2. Relevant equations
whole bunch for proj motion.

3. The attempt at a solution
I know that Dx = 3Dy. Let "t" be the time it takes for proj to reach max height.
Dy = Vy*t (vertical)
3Dy = 2Vx*t (horizontal)

Vy/Vx = (2t*dy)/(3t*dy) = 2/3

inverse tan (2/3) = 34 degrees, but the answer is 53.1 degrees. Any ideas what's wrong?
Thanks.

2. Dec 22, 2007

### Staff: Mentor

When Dy is max, Dx is only half the range.
The vertical motion is accelerated, not constant speed.
OK.

3. Dec 22, 2007

### cryptoguy

Ok lol what a stupid mistake about the Dy.

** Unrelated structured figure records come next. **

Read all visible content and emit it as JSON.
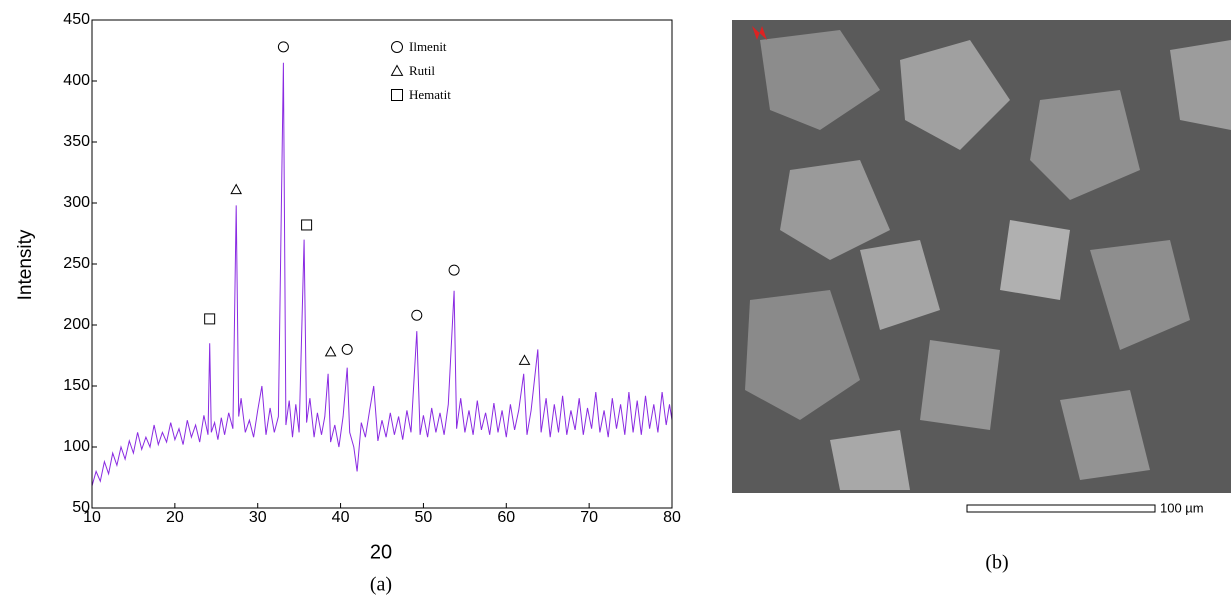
{
  "chart_data": {
    "type": "line",
    "x": [
      10,
      10.5,
      11,
      11.5,
      12,
      12.5,
      13,
      13.5,
      14,
      14.5,
      15,
      15.5,
      16,
      16.5,
      17,
      17.5,
      18,
      18.5,
      19,
      19.5,
      20,
      20.5,
      21,
      21.5,
      22,
      22.5,
      23,
      23.5,
      24,
      24.2,
      24.4,
      24.8,
      25.2,
      25.6,
      26,
      26.5,
      27,
      27.4,
      27.7,
      28,
      28.5,
      29,
      29.5,
      30,
      30.5,
      31,
      31.5,
      32,
      32.5,
      33.1,
      33.4,
      33.8,
      34.2,
      34.6,
      35,
      35.6,
      35.9,
      36.3,
      36.8,
      37.2,
      37.7,
      38.1,
      38.5,
      38.8,
      39.3,
      39.8,
      40.3,
      40.8,
      41.1,
      41.6,
      42,
      42.5,
      43,
      43.5,
      44,
      44.5,
      45,
      45.5,
      46,
      46.5,
      47,
      47.5,
      48,
      48.5,
      49.2,
      49.6,
      50,
      50.5,
      51,
      51.5,
      52,
      52.5,
      53,
      53.7,
      54,
      54.5,
      55,
      55.5,
      56,
      56.5,
      57,
      57.5,
      58,
      58.5,
      59,
      59.5,
      60,
      60.5,
      61,
      61.5,
      62.1,
      62.5,
      63,
      63.8,
      64.2,
      64.8,
      65.3,
      65.8,
      66.3,
      66.8,
      67.3,
      67.8,
      68.3,
      68.8,
      69.3,
      69.8,
      70.3,
      70.8,
      71.3,
      71.8,
      72.3,
      72.8,
      73.3,
      73.8,
      74.3,
      74.8,
      75.3,
      75.8,
      76.3,
      76.8,
      77.3,
      77.8,
      78.3,
      78.8,
      79.3,
      79.7,
      80
    ],
    "series": [
      {
        "color": "#8a2be2",
        "values": [
          68,
          80,
          72,
          88,
          78,
          95,
          85,
          100,
          90,
          105,
          95,
          112,
          98,
          108,
          100,
          118,
          102,
          112,
          104,
          120,
          106,
          115,
          102,
          122,
          108,
          118,
          104,
          126,
          110,
          185,
          112,
          120,
          106,
          124,
          110,
          128,
          115,
          298,
          125,
          140,
          112,
          122,
          108,
          130,
          150,
          110,
          132,
          112,
          125,
          415,
          118,
          138,
          108,
          135,
          112,
          270,
          120,
          140,
          108,
          128,
          110,
          125,
          160,
          104,
          118,
          100,
          125,
          165,
          112,
          100,
          80,
          120,
          108,
          130,
          150,
          105,
          122,
          108,
          128,
          110,
          125,
          106,
          130,
          112,
          195,
          110,
          126,
          108,
          132,
          112,
          128,
          110,
          135,
          228,
          115,
          140,
          112,
          130,
          110,
          138,
          114,
          128,
          110,
          136,
          112,
          130,
          108,
          135,
          114,
          130,
          160,
          110,
          130,
          180,
          112,
          140,
          108,
          135,
          112,
          142,
          110,
          130,
          114,
          140,
          110,
          132,
          115,
          145,
          112,
          130,
          108,
          140,
          115,
          135,
          110,
          145,
          112,
          138,
          110,
          142,
          115,
          135,
          112,
          145,
          118,
          135,
          122
        ]
      }
    ],
    "xlim": [
      10,
      80
    ],
    "xticks": [
      10,
      20,
      30,
      40,
      50,
      60,
      70,
      80
    ],
    "ylim": [
      50,
      450
    ],
    "yticks": [
      50,
      100,
      150,
      200,
      250,
      300,
      350,
      400,
      450
    ],
    "x_label": "20",
    "y_label": "Intensity",
    "caption": "(a)",
    "markers": [
      {
        "x": 33.1,
        "y": 428,
        "shape": "circle"
      },
      {
        "x": 27.4,
        "y": 311,
        "shape": "triangle"
      },
      {
        "x": 35.9,
        "y": 282,
        "shape": "square"
      },
      {
        "x": 24.2,
        "y": 205,
        "shape": "square"
      },
      {
        "x": 38.8,
        "y": 178,
        "shape": "triangle"
      },
      {
        "x": 40.8,
        "y": 180,
        "shape": "circle"
      },
      {
        "x": 49.2,
        "y": 208,
        "shape": "circle"
      },
      {
        "x": 53.7,
        "y": 245,
        "shape": "circle"
      },
      {
        "x": 62.2,
        "y": 171,
        "shape": "triangle"
      }
    ],
    "legend": [
      {
        "name": "Ilmenit",
        "shape": "circle"
      },
      {
        "name": "Rutil",
        "shape": "triangle"
      },
      {
        "name": "Hematit",
        "shape": "square"
      }
    ],
    "legend_position": "top"
  },
  "figure_b": {
    "caption": "(b)",
    "scale_bar": "100 µm"
  }
}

But now I'm not sure what to do... I know Vf = Vi + at. So Vy = 9.8t, and it still doesnt help me solve Vy/Vx cuz I get (9.8t^2)/(3Dy). Thank you for any help

4. Dec 23, 2007

### Staff: Mentor

Hint: If Vy is the intial speed (in the vertical direction), find the average speed during the rise to maximum height. Dy will equal average speed x time.

5. Dec 23, 2007

### cryptoguy

aha got it thank you for your help.